Historically, Pile’s LPs have never had much of a central theme. But on Hairshirt, the thirteen tracks are connected by a clear thread of consternation. “Leaning on a Wheel” displays a prickly restlessness in its flirtation with Americana and acrimony. “So play in traffic/ Have a kid/ And may every good deed be in self-interest” is a statement charged with resentment. Leading with cutthroat strings under percussionist Kris Kuss’s simmering drumroll, “Rope’s Length” evokes an unsettling disconnect. When we reach the chorus “But I want it at rope’s length/ If I’m not being used”, the song’s protagonist is already proverbially lost at sea. Pile have always been masters of askew chord progressions, and on Hairshirt, these riffs pair with lyrical brooding to add an extra layer of tension.

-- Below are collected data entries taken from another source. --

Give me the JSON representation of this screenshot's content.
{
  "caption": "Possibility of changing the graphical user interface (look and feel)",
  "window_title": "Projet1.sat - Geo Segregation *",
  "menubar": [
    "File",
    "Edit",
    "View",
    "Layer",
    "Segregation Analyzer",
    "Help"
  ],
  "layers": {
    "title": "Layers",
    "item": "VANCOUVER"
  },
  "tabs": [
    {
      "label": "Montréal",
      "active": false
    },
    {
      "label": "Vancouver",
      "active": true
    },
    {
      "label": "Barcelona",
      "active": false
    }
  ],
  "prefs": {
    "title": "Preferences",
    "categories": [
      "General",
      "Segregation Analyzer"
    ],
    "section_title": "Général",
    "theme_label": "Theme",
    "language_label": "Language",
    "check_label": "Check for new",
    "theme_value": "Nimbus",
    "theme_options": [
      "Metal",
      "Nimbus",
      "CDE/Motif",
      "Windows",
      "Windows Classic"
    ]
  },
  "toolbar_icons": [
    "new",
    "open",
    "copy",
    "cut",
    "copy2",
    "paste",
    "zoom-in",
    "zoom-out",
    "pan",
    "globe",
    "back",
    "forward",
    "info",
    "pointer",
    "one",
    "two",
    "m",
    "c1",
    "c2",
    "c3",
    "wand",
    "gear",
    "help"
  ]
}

The sense of chagrin that’s woven into Hairshirt goes beyond bellowing and bombast. “Making Eyes,” with its reluctant piano and lumbering tempo, contributes to the song’s theme of cloistered paranoia. As expected, Pile still manage to get in some bruisers like “Texas” that take the reins off of the rhythm section and let dual guitars tangle for some raucous jousting. Bitter sentiment and churning cadence merge on “Dogs,” a pitter-patting of tender chords steadily swelling into an orchestral thunderstorm. Mustering all his spite, Maguire finally cuts loose: “Then I pretend to sleep alone/ I’d rather on the ground than in your bed/ I’ll sleep on the lawn or stay up instead.” For a band that has been so closely tied to its homebase, A Hairshirt of Purpose is a powerful album driven by anxiety and separation.